No, it doesn't revise, it adds. You can add things from Tasha's. That is not meant to be a revision. I can use the Optional Class Features if I like because they are not revisions but optional class features.

The new PHB is not the same. It is not the "Optional Player's Handbook", it's the new Player's Handbook going forwards. It's not going to be optional when they stop selling the old one. Acting like these are the same is so wild to me because I think if you were to ask anyone out there, having two competing PHBs is not the same as things that are specifically outline as "optional" in their own work.

how so? At most it does it in the exact same way

No, because it creates arguments as to what to include and what to not, from classes to races to spells to feats. That's way worse.

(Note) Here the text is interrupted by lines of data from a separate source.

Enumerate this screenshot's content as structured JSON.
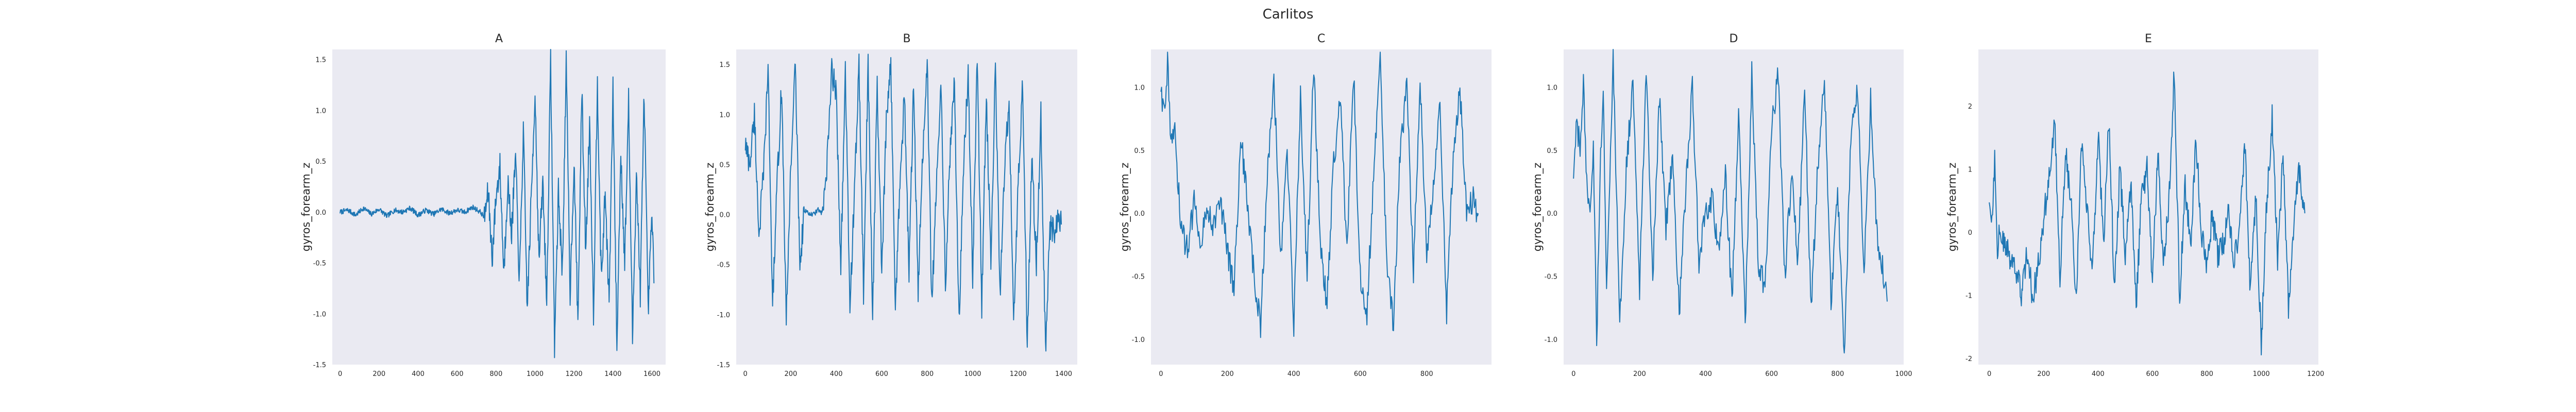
{
  "figure": {
    "title": "Carlitos",
    "background": "#ffffff",
    "axes_background": "#eaeaf2",
    "line_color": "#1f77b4"
  },
  "chart_data": [
    {
      "type": "line",
      "title": "A",
      "xlabel": "",
      "ylabel": "gyros_forearm_z",
      "xlim": [
        -40,
        1670
      ],
      "ylim": [
        -1.5,
        1.6
      ],
      "xticks": [
        0,
        200,
        400,
        600,
        800,
        1000,
        1200,
        1400,
        1600
      ],
      "yticks": [
        -1.5,
        -1.0,
        -0.5,
        0.0,
        0.5,
        1.0,
        1.5
      ],
      "ytick_labels": [
        "-1.5",
        "-1.0",
        "-0.5",
        "0.0",
        "0.5",
        "1.0",
        "1.5"
      ],
      "grid": false,
      "n": 1610,
      "x": [
        0,
        40,
        80,
        120,
        160,
        200,
        240,
        280,
        320,
        360,
        400,
        440,
        480,
        520,
        560,
        600,
        640,
        680,
        720,
        740,
        760,
        780,
        800,
        820,
        840,
        860,
        880,
        900,
        920,
        940,
        960,
        980,
        1000,
        1020,
        1040,
        1060,
        1080,
        1100,
        1120,
        1140,
        1160,
        1180,
        1200,
        1220,
        1240,
        1260,
        1280,
        1300,
        1320,
        1340,
        1360,
        1380,
        1400,
        1420,
        1440,
        1460,
        1480,
        1500,
        1520,
        1540,
        1560,
        1580,
        1600,
        1610
      ],
      "values": [
        0.0,
        0.02,
        -0.03,
        0.04,
        -0.02,
        0.03,
        -0.04,
        0.02,
        0.0,
        0.04,
        -0.03,
        0.02,
        -0.02,
        0.03,
        -0.01,
        0.02,
        0.0,
        0.05,
        0.0,
        -0.05,
        0.2,
        -0.45,
        0.15,
        0.45,
        -0.6,
        0.3,
        -0.2,
        0.55,
        -0.7,
        0.8,
        -0.95,
        0.1,
        1.2,
        -0.5,
        0.3,
        -0.9,
        1.5,
        -1.3,
        0.2,
        -0.6,
        1.45,
        -0.8,
        0.5,
        -1.1,
        1.2,
        -0.4,
        0.9,
        -1.0,
        1.3,
        -0.7,
        0.2,
        -0.9,
        1.2,
        -1.35,
        0.6,
        -0.5,
        1.1,
        -1.25,
        0.4,
        -0.8,
        1.2,
        -1.0,
        0.0,
        -0.7
      ]
    },
    {
      "type": "line",
      "title": "B",
      "xlabel": "",
      "ylabel": "gyros_forearm_z",
      "xlim": [
        -40,
        1460
      ],
      "ylim": [
        -1.5,
        1.65
      ],
      "xticks": [
        0,
        200,
        400,
        600,
        800,
        1000,
        1200,
        1400
      ],
      "yticks": [
        -1.5,
        -1.0,
        -0.5,
        0.0,
        0.5,
        1.0,
        1.5
      ],
      "ytick_labels": [
        "-1.5",
        "-1.0",
        "-0.5",
        "0.0",
        "0.5",
        "1.0",
        "1.5"
      ],
      "grid": false,
      "n": 1390,
      "x": [
        0,
        20,
        40,
        60,
        80,
        100,
        120,
        140,
        160,
        180,
        200,
        220,
        240,
        260,
        280,
        300,
        320,
        340,
        360,
        380,
        400,
        420,
        440,
        460,
        480,
        500,
        520,
        540,
        560,
        580,
        600,
        620,
        640,
        660,
        680,
        700,
        720,
        740,
        760,
        780,
        800,
        820,
        840,
        860,
        880,
        900,
        920,
        940,
        960,
        980,
        1000,
        1020,
        1040,
        1060,
        1080,
        1100,
        1120,
        1140,
        1160,
        1180,
        1200,
        1220,
        1240,
        1260,
        1280,
        1300,
        1320,
        1340,
        1360,
        1380,
        1390
      ],
      "values": [
        0.7,
        0.5,
        1.0,
        -0.2,
        0.4,
        1.45,
        -0.9,
        0.3,
        1.3,
        -1.1,
        0.5,
        1.5,
        -0.5,
        0.05,
        0.0,
        0.0,
        0.05,
        0.0,
        0.5,
        1.45,
        1.2,
        -0.5,
        1.4,
        -0.9,
        0.2,
        1.5,
        -0.8,
        1.5,
        -1.0,
        1.3,
        -0.6,
        0.9,
        1.5,
        -0.9,
        0.3,
        1.2,
        -0.6,
        1.3,
        -0.8,
        0.6,
        1.5,
        -0.9,
        0.2,
        1.4,
        -0.7,
        0.6,
        1.3,
        -1.1,
        0.5,
        1.4,
        -0.6,
        1.55,
        -0.9,
        1.2,
        -0.5,
        1.5,
        -0.8,
        0.4,
        1.2,
        -1.1,
        0.3,
        1.3,
        -1.3,
        0.6,
        -0.5,
        1.0,
        -1.35,
        -0.1,
        -0.2,
        0.0,
        -0.1
      ]
    },
    {
      "type": "line",
      "title": "C",
      "xlabel": "",
      "ylabel": "gyros_forearm_z",
      "xlim": [
        -30,
        995
      ],
      "ylim": [
        -1.2,
        1.3
      ],
      "xticks": [
        0,
        200,
        400,
        600,
        800
      ],
      "yticks": [
        -1.0,
        -0.5,
        0.0,
        0.5,
        1.0
      ],
      "ytick_labels": [
        "-1.0",
        "-0.5",
        "0.0",
        "0.5",
        "1.0"
      ],
      "grid": false,
      "n": 955,
      "x": [
        0,
        10,
        20,
        30,
        40,
        60,
        80,
        100,
        120,
        140,
        160,
        180,
        200,
        220,
        240,
        260,
        280,
        300,
        320,
        340,
        360,
        380,
        400,
        420,
        440,
        460,
        480,
        500,
        520,
        540,
        560,
        580,
        600,
        620,
        640,
        660,
        680,
        700,
        720,
        740,
        760,
        780,
        800,
        820,
        840,
        860,
        880,
        900,
        920,
        940,
        955
      ],
      "values": [
        1.0,
        0.8,
        1.2,
        0.5,
        0.7,
        -0.1,
        -0.3,
        0.1,
        -0.2,
        0.05,
        -0.1,
        0.1,
        -0.3,
        -0.6,
        0.6,
        0.1,
        -0.5,
        -0.9,
        0.3,
        1.1,
        -0.4,
        0.5,
        -0.9,
        0.9,
        -0.5,
        1.2,
        -0.3,
        -0.7,
        0.4,
        0.9,
        -0.3,
        1.1,
        -0.5,
        -0.8,
        0.3,
        1.2,
        -0.4,
        -0.9,
        0.5,
        1.0,
        -0.5,
        1.1,
        -0.3,
        0.2,
        0.9,
        -0.8,
        0.5,
        1.0,
        0.0,
        0.1,
        0.0
      ]
    },
    {
      "type": "line",
      "title": "D",
      "xlabel": "",
      "ylabel": "gyros_forearm_z",
      "xlim": [
        -30,
        1000
      ],
      "ylim": [
        -1.2,
        1.3
      ],
      "xticks": [
        0,
        200,
        400,
        600,
        800,
        1000
      ],
      "yticks": [
        -1.0,
        -0.5,
        0.0,
        0.5,
        1.0
      ],
      "ytick_labels": [
        "-1.0",
        "-0.5",
        "0.0",
        "0.5",
        "1.0"
      ],
      "grid": false,
      "n": 950,
      "x": [
        0,
        10,
        20,
        30,
        40,
        50,
        60,
        70,
        80,
        90,
        100,
        120,
        140,
        160,
        180,
        200,
        220,
        240,
        260,
        280,
        300,
        320,
        340,
        360,
        380,
        400,
        420,
        440,
        460,
        480,
        500,
        520,
        540,
        560,
        580,
        600,
        620,
        640,
        660,
        680,
        700,
        720,
        740,
        760,
        780,
        800,
        820,
        840,
        860,
        880,
        900,
        920,
        940,
        950
      ],
      "values": [
        0.3,
        0.7,
        0.5,
        1.0,
        0.2,
        -0.1,
        0.6,
        -1.1,
        0.3,
        0.9,
        -0.5,
        1.2,
        -0.9,
        0.4,
        1.0,
        -0.6,
        1.2,
        -0.5,
        0.9,
        -0.1,
        0.5,
        -0.8,
        0.2,
        1.0,
        -0.4,
        0.0,
        0.1,
        -0.3,
        0.3,
        -0.7,
        0.8,
        -0.9,
        1.1,
        -0.4,
        -0.6,
        0.7,
        1.1,
        -0.5,
        0.3,
        -0.4,
        1.0,
        -0.8,
        0.4,
        1.1,
        -0.7,
        0.2,
        -1.15,
        0.6,
        1.0,
        -0.5,
        0.9,
        -0.2,
        -0.5,
        -0.7
      ]
    },
    {
      "type": "line",
      "title": "E",
      "xlabel": "",
      "ylabel": "gyros_forearm_z",
      "xlim": [
        -40,
        1210
      ],
      "ylim": [
        -2.1,
        2.9
      ],
      "xticks": [
        0,
        200,
        400,
        600,
        800,
        1000,
        1200
      ],
      "yticks": [
        -2,
        -1,
        0,
        1,
        2
      ],
      "ytick_labels": [
        "-2",
        "-1",
        "0",
        "1",
        "2"
      ],
      "grid": false,
      "n": 1160,
      "x": [
        0,
        10,
        20,
        30,
        40,
        60,
        80,
        100,
        120,
        140,
        160,
        180,
        200,
        220,
        240,
        260,
        280,
        300,
        320,
        340,
        360,
        380,
        400,
        420,
        440,
        460,
        480,
        500,
        520,
        540,
        560,
        580,
        600,
        620,
        640,
        660,
        680,
        700,
        720,
        740,
        760,
        780,
        800,
        820,
        840,
        860,
        880,
        900,
        920,
        940,
        960,
        980,
        1000,
        1020,
        1040,
        1060,
        1080,
        1100,
        1120,
        1140,
        1160
      ],
      "values": [
        0.5,
        0.2,
        1.2,
        -0.2,
        0.0,
        -0.3,
        -0.4,
        -0.7,
        -1.0,
        -0.3,
        -1.1,
        -0.5,
        0.2,
        0.9,
        1.8,
        -0.8,
        1.3,
        0.5,
        -1.1,
        1.5,
        0.3,
        -0.6,
        1.6,
        -0.2,
        1.8,
        -0.9,
        1.0,
        -0.3,
        0.8,
        -1.2,
        0.6,
        1.0,
        -0.8,
        1.3,
        -0.5,
        0.4,
        2.6,
        -1.1,
        0.8,
        -0.3,
        1.5,
        0.0,
        -0.6,
        0.3,
        -0.4,
        -0.2,
        0.3,
        -0.5,
        0.1,
        1.4,
        -1.0,
        0.6,
        -1.8,
        0.5,
        1.8,
        -0.4,
        1.2,
        -1.2,
        0.2,
        1.0,
        0.3
      ]
    }
  ]
}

because 5e is known for its perfect encounter balance... I don't think you could even tell whether an encounter was balanced for 2014 or 2024

You shouldn't be making my argument for me: the point of updating things is to make things better, hence removing the bad stuff.

so instead of deciding whether you stay with 5e or move to 5.5, your players decide whether they want to play a 2014 class and otherwise use 2024 classes only. Doesn't seem too much of an issue. All that does is allow for a split vote to have no losers.

No, that's not how that last part is going to be looked at. It's going to start arguments because it's something that is technically allowed, but now a GM will say no. It's easier to not have the "mix-and-match" discussion than to have to debate why something should or shouldn't be in the game we are playing. And again, it's terrible for design, too, since you now have to balance around two sets of classes rather than one.

they certainly did revise and update some in Tasha's. like the Beast Master Ranger. So yes, there sometimes are new versions

princess-bride-you-keep-using-that-word.gif


That's not a revision, that's an "alternative". Stop saying things are revisions when they don't revise things, but rather add to them.

And honestly, yes, I have a problem for that. That if you have a broken class or subclass, you should fix it, not produce a mealy-mouthed "Oh look, here's an alternative!" As I said previously, the UA Ranger was the canary in the coalmine for this: they had a chance to really improve what the Ranger was and then they abandoned it.

I guess we can operate from the assumption that they consider all the 2024 to be improved and better balanced, or they would not publish them in this form.

I mean, I'd like to think that 10 years of experience would mean that they know how to make things better, but I suppose we can't know that with exact certainty. But that's not an argument for mudding the waters so that we can say "Oh look, some of these new classes are bad, but you can still use the old classes!", that's an argument for actually improving your game design.

For argument's sake let's just say that WotC wants you to use 2024 and drop 2014. What difference does that make? People will still decide what they like better and stick with it, or even mix it because the two are compatible. Nothing really changes, except that this time WotC said 'we want you to do X' instead of 'we do not care whether you do X or Y'.

It makes it so that we don't have to worry about what people bring to the table, that the designers can focus on balancing around a single set of classes rather than two, that they can move on in design instead of making motions to old stuff.